[PATCH 2/5] cacheinfo: Add arch hook to compress CPU h/w id into 32 bits for cache-id

James Morse posted 5 patches 3 months, 4 weeks ago
There is a newer version of this series
[PATCH 2/5] cacheinfo: Add arch hook to compress CPU h/w id into 32 bits for cache-id
Posted by James Morse 3 months, 4 weeks ago
Filesystems like resctrl use the cache-id exposed via sysfs to identify
groups of CPUs. The value is also used for PCIe cache steering tags. On
DT platforms cache-id is not something that is described in the
device-tree, but instead generated from the smallest CPU h/w id of the
CPUs associated with that cache.

CPU h/w ids may be larger than 32 bits.

Add a hook to allow architectures to compress the value from the devicetree
into 32 bits. Returning the same value is always safe as cache_of_set_id()
will stop if a value larger than 32 bits is seen.

For example, on arm64 the value is the MPIDR affinity register, which only
has 32 bits of affinity data, but spread across the 64 bit field. An
arch-specific bit swizzle gives a 32 bit value.

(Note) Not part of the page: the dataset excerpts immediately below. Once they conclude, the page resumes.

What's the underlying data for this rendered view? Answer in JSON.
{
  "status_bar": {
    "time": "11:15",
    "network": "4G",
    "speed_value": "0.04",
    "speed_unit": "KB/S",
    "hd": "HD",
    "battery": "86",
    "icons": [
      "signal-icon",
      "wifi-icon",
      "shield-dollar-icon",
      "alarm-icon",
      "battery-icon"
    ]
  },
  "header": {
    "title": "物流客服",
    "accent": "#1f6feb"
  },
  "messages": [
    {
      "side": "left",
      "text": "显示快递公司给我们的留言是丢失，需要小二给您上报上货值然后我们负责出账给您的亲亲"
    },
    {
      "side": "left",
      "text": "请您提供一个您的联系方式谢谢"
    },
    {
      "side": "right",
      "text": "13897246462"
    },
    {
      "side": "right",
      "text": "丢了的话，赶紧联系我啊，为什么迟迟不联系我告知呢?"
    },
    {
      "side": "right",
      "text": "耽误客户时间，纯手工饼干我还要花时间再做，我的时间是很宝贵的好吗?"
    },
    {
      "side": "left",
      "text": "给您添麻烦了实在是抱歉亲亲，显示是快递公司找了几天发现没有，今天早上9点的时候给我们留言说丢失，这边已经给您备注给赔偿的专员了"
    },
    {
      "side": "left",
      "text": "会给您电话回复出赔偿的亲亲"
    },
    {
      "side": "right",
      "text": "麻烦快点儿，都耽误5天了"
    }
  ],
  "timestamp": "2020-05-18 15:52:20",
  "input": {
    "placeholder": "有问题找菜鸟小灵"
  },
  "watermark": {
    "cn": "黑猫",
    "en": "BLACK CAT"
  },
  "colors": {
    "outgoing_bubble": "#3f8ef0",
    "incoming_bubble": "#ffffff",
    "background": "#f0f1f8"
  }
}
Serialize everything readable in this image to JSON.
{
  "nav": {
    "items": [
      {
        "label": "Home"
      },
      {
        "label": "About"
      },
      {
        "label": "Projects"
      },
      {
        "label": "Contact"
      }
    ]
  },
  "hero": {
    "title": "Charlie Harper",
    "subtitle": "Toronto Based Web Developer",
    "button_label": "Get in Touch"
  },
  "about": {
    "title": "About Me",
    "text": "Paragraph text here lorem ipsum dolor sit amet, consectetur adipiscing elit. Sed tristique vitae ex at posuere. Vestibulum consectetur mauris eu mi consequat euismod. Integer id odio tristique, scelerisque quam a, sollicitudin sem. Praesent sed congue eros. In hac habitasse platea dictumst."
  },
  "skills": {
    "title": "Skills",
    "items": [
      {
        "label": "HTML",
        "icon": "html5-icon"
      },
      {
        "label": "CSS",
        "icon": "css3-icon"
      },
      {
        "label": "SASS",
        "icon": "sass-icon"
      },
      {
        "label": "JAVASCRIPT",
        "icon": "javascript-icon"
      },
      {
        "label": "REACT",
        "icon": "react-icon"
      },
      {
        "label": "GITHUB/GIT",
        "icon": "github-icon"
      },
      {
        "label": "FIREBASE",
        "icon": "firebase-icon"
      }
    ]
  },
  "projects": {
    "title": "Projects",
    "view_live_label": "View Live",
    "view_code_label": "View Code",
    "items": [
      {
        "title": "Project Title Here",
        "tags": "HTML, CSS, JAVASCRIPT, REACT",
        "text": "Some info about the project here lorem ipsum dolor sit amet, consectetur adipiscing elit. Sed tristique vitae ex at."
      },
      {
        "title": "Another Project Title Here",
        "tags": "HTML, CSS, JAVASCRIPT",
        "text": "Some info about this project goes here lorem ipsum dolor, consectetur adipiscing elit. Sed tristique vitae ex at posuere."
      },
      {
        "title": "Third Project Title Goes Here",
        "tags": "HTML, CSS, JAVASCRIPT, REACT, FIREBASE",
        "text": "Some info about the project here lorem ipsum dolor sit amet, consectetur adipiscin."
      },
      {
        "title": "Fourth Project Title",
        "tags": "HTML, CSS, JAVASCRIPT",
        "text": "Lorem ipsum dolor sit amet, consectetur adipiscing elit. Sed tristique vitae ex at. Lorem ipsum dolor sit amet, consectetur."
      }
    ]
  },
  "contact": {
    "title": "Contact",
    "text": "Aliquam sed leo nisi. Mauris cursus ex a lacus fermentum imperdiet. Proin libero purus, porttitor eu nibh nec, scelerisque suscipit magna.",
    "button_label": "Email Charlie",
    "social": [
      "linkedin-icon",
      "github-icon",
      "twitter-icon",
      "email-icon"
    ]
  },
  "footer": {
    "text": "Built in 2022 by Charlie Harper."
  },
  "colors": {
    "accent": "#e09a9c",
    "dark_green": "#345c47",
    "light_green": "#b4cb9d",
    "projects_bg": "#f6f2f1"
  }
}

Signed-off-by: James Morse <james.morse@arm.com>
---
 drivers/base/cacheinfo.c | 5 +++++
 1 file changed, 5 insertions(+)

diff --git a/drivers/base/cacheinfo.c b/drivers/base/cacheinfo.c
index 9888d87840a2..d8e5b4c7156c 100644
--- a/drivers/base/cacheinfo.c
+++ b/drivers/base/cacheinfo.c
@@ -184,6 +184,10 @@ static bool cache_node_is_unified(struct cacheinfo *this_leaf,
 	return of_property_read_bool(np, "cache-unified");
 }
 
+#ifndef arch_compact_of_hwid
+#define arch_compact_of_hwid(_x)	(_x)
+#endif
+
 static void cache_of_set_id(struct cacheinfo *this_leaf, struct device_node *np)
 {
 	struct device_node *cpu;
@@ -193,6 +197,7 @@ static void cache_of_set_id(struct cacheinfo *this_leaf, struct device_node *np)
 		struct device_node *cache_node __free(device_node) = of_find_next_cache_node(cpu);
 		u64 id = of_get_cpu_hwid(cpu, 0);
 
+		id = arch_compact_of_hwid(id);
 		if (FIELD_GET(GENMASK_ULL(63, 32), id)) {
 			of_node_put(cpu);
 			return;
-- 
2.39.5
Re: [PATCH 2/5] cacheinfo: Add arch hook to compress CPU h/w id into 32 bits for cache-id
Posted by Rob Herring 3 months, 2 weeks ago
On Fri, Jun 13, 2025 at 8:04 AM James Morse <james.morse@arm.com> wrote:
>
> Filesystems like resctrl use the cache-id exposed via sysfs to identify
> groups of CPUs. The value is also used for PCIe cache steering tags. On
> DT platforms cache-id is not something that is described in the
> device-tree, but instead generated from the smallest CPU h/w id of the
> CPUs associated with that cache.
>
> CPU h/w ids may be larger than 32 bits.
>
> Add a hook to allow architectures to compress the value from the devicetree
> into 32 bits. Returning the same value is always safe as cache_of_set_id()
> will stop if a value larger than 32 bits is seen.
>
> For example, on arm64 the value is the MPIDR affinity register, which only
> has 32 bits of affinity data, but spread across the 64 bit field. An
> arch-specific bit swizzle gives a 32 bit value.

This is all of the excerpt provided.